Por Víctor Hugo Álvarez
A medida que la vorágine de la muerte
avanza en Honduras, van apareciendo las consecuencias no sólo emocionales y su
impacto sicológico entre los parientes y amigos de las víctimas, sino el duro
golpe que se les da a las familias de los asesinados, a la seguridad de las
personas y, aunque se dude, a la
economía del país.
Parece que el Observatorio de la Violencia
de la Universidad Nacional Autónoma de Honduras, que ha jugado un rol
importante para cuantificar las víctimas de la vorágine, ahora busca dar un
paso cualitativo en su labor hacia una mayor investigación de los
impactos de la barbarie que a diario vivimos.
Comenzamos a pasar entonces del impacto
emocional a la parte más investigativa, esto hace prever que no sólo veremos el
repudio ciudadano a la explotación de la muerte como noticia, sino a las diversas consecuencias de esta escalada
violenta en todas las actividades del país.
Los registros del Observatorio señalan que
en el año 2012 se registró la muerte violenta de 7,172 personas. De ellas,
6,566 víctimas eran hombres, lo que representa el 91.6 por ciento del total.
El número de víctimas entre las mujeres fue
más reducido, pero no menos importante.
La violencia cobró la vida de 606, las cuales representaron el 8.4 por
ciento del total de homicidios de ese año.
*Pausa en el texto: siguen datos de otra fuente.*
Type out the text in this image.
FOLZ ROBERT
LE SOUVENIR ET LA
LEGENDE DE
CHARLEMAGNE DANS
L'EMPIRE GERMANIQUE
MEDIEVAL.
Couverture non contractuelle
Pero aquí vine el detalle importante
publicado en el reportaje del Diario La tribuna: “haciendo un promedio del
rango de muertes de hombres de 18 años en adelante, se pudo contabilizar que en
el 2011 murieron de forma violenta 6,115. De estos, 552 eran casados, 902
estaban viviendo bajo la condición de unión libre y de 4,701 no se supo el
estado civil”.
La licenciada Migdonia Ayestas, directora
del Observatorio, señaló esos datos y ahondando en ellos señaló la
vulnerabilidad en que quedan las familias al perder el sustento económico del
padre y se ven obligadas; “a buscar una fuente de empleo para sacar adelante a
sus hijos. Otras salen del país porque tienen miedo a ser víctimas de los
mismos malhechores”.
Los datos preliminares arrojan que son más
de 12 mil viudas las que ha dejado la violencia, pero no se totaliza el número
de hijos que han quedado sin padre, por ello, ¿qué significa esto para los
hondureños? Simple y sencillamente mayor pobreza, ahondar
la exclusión, más desintegración familiar, se eleva el nivel del trabajo
infantil, se merma la población
económicamente activa y se acrecienta la
inseguridad jurídica y ciudadana y crece la impunidad.
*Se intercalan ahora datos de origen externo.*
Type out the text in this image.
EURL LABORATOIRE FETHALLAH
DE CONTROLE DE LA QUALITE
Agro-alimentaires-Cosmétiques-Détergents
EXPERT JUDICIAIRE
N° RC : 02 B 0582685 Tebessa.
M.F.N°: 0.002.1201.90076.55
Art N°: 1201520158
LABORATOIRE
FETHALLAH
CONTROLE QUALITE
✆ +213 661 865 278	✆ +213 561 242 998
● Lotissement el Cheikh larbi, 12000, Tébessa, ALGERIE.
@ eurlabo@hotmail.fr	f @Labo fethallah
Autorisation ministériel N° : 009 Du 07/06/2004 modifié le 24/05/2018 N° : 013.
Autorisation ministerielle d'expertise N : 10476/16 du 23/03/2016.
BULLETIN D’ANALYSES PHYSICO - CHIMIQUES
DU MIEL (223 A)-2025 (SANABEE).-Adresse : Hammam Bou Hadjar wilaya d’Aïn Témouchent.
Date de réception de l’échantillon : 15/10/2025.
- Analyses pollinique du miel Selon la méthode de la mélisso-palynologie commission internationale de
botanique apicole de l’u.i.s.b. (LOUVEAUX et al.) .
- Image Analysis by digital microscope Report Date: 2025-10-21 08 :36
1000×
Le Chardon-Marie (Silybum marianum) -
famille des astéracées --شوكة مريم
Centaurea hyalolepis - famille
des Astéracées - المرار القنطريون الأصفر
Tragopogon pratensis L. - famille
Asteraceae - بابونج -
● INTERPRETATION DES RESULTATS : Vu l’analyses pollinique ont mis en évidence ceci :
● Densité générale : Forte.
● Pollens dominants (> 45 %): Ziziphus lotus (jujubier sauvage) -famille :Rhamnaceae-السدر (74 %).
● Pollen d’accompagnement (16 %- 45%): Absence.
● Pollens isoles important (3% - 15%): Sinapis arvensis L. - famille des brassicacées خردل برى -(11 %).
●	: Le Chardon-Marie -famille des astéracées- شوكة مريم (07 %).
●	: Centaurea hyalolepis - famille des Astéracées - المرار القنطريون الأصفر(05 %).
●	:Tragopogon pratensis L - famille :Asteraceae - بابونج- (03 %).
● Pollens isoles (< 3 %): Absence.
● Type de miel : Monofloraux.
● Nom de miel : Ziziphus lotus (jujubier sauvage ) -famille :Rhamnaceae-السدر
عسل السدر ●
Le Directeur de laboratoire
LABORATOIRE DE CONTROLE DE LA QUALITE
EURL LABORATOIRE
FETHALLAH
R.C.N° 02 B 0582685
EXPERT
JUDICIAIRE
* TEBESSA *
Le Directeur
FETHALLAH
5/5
Otro dato que llama poderosamente la atención,
es que la mayoría de las víctimas
oscilan entre los 12 y los 35 años de edad. Están matando gente joven y más allá del eufemismo que la
juventud de hoy es la que asumirá las responsabilidades del mañana, hay que
indagar cuales son las causas para que se ensañen contra este segmento
poblacional.
Hay que ir más allá del simplismo de que
los muchachos y muchachas en “algo andaban inmiscuidos”, esa aseveración sólo
demuestra la poca importancia que les merece la vida de los jóvenes a quienes
la expresan.
Ningún
clima de zozobra es propicio para el desarrollo de los pueblos, al contrario la
inseguridad y el miedo se convierten en un gran obstáculo para frenar aspiraciones, iniciativas y
perspectivas de lograr una mejor calidad de vida y opacan la sostenibilidad de
los programas, planes y proyectos para avanzar en la superación de los grandes
problemas nacionales.
Ese cruce de variables necesariamente
coloca en el centro del análisis a la persona humana y su inviolable derecho a
la vida. Tratar de desdibujar ese valor sería como hacer análisis sin
determinar el objetivo de la investigación.
El impacto de la violencia en Honduras no
ha sido analizado y por ello es necesario comenzar y el Observatorio de la
Violencia es una entidad crucial para recabar datos fiables para concretar el
estudio. Alguien ésta dando el primer paso, ¿quiénes lo seguirán?